The "most constrained variable" heuristic is especially interesting for constraint satisfaction problems (where we're trying to assign values to variables, e.g. columns to queens) since it seems to be pretty good regardless of the specific problem. If we can represent a search problem as one of giving values to variables, we can unlock a variety of relatively general-purpose heuristics like this. Can you think of any others?

Adversarial Search

Adversarial search, especially game-playing, has long been an area of interest in computer science. Computers have raw computational power and the ability to play out tons of possible futures, whereas people are reputed to have superior pattern matching abilities and can better abstract over similar (though superficially different) situations. Over time, the balance of power seems to be shifting towards computers for well-defined, constrained, and deterministic games like Chess and Go.

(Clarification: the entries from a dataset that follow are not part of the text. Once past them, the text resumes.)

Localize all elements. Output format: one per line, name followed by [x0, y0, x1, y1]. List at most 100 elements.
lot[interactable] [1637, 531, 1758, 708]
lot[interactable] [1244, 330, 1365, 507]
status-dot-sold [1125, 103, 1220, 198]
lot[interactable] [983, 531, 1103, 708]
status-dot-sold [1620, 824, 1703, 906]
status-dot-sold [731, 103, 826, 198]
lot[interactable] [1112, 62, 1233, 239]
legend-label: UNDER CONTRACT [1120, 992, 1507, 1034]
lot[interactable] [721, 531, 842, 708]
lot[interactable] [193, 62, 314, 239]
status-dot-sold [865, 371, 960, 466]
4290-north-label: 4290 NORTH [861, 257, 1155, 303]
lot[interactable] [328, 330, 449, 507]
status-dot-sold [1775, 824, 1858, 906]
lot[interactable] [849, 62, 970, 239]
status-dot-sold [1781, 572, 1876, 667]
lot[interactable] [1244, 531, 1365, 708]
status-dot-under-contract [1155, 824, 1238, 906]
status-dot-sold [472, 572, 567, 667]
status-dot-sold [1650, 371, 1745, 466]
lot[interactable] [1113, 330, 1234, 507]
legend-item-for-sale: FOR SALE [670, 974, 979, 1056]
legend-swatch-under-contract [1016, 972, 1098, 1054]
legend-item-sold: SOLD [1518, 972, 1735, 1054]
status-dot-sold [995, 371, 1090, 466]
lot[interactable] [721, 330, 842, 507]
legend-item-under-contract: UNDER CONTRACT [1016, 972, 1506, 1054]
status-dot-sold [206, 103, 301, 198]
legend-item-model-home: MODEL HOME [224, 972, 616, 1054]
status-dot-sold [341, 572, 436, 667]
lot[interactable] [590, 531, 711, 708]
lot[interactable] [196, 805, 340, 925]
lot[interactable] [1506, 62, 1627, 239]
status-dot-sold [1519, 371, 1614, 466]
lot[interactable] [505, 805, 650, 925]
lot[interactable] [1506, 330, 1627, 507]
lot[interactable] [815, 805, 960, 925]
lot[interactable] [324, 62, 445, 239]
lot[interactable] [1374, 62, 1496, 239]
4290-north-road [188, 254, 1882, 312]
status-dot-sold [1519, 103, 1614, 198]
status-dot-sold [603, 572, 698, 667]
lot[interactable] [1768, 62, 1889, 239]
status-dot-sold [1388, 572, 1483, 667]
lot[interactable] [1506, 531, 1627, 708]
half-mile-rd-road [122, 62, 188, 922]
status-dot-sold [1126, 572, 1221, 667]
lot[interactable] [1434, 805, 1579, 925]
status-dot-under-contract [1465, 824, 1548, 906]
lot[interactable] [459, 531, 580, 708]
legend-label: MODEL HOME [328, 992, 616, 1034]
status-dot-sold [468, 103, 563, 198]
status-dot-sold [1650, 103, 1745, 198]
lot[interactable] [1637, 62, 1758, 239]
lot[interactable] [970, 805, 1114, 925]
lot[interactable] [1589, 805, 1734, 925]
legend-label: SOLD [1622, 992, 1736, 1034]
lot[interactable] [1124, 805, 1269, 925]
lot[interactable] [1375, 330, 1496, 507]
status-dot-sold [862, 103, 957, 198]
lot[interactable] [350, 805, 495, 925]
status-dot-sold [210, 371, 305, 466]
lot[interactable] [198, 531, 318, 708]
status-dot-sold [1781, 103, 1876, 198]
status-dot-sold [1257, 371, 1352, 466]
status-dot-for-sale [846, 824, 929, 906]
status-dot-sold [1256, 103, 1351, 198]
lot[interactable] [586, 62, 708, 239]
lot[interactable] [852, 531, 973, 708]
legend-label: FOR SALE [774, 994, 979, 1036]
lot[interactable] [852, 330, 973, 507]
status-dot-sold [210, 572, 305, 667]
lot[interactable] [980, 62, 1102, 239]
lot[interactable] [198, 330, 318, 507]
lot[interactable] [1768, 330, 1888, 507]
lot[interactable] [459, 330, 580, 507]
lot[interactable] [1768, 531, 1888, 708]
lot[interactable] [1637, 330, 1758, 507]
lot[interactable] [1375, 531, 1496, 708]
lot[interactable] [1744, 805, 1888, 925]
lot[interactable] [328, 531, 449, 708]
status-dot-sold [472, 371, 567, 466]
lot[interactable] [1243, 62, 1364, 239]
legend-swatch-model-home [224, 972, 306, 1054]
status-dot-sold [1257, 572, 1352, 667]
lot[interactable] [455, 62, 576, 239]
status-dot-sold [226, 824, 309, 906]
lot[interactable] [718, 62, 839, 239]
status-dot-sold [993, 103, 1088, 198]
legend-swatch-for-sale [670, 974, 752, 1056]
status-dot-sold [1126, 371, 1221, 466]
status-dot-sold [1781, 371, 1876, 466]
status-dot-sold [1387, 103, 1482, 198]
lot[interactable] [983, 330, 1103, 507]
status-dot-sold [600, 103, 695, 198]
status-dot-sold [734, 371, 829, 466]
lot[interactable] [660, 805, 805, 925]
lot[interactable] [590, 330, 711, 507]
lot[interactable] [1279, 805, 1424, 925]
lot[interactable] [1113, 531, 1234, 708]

The basic idea of computer game playing is for a player to assume a rational opponent and select an optimal strategy. This approach comes from game theory and is easy to compute in some sense: starting from all the possible moves I might make, consider all the moves my opponent might make, and then each move I might make in response to that, and so on; eventually every imagined playout will come to an end and I should prefer the move now that gives me the best possible outcome in the end, assuming my opponent plays the best that they can.

This notion is the foundation of minimax, an essential innovation in computer game playing. The maximizing player (myself) will take the move giving me the best utility or final score, whereas the minimizing player (my opponent) will take the move forcing my utility to be as low as possible. If we can calculate out all possible plays, we can propagate win/loss information upwards in this way (on my turn taking the best option for me, on their turn taking the worst option from my perspective) to solve the game. This can tell us not only what move to pick, but also whether the game is unfair to begin with (e.g., can the first player always force a win or draw?).

When I use minimax I am playing optimally: I'll never take a move that leaves me worse off than some other move I might have taken instead, assuming my opponent is also playing optimally. This definition of optimality refers to minimizing the risk of losing: Since I assume the worst possible response from my opponent (from my perspective; in other words I assume they'll always make their best move), I know that if they pick a less optimal move I won't be any worse off. You can try this for yourself with the "baby Nim" example in the adversarial search slides.

Challenge question: Imagine a game where I don't just care about winning or losing, but by how much. Is there a situation where making the risk-minimizing choice causes me to leave some winnings on the table?

In general, games are too long and complex to allow for running a full minimax search every turn. Instead, we might opt to play out for a certain number of turns in every direction, but then make an educated guess about whether this board is likely to lead to a win or not. We can use a state evaluation function or board evaluation function in a similar way to an heuristic to suggest whether each leaf game state is indeed promising. Then, we can do minimax as usual up from there towards our current state.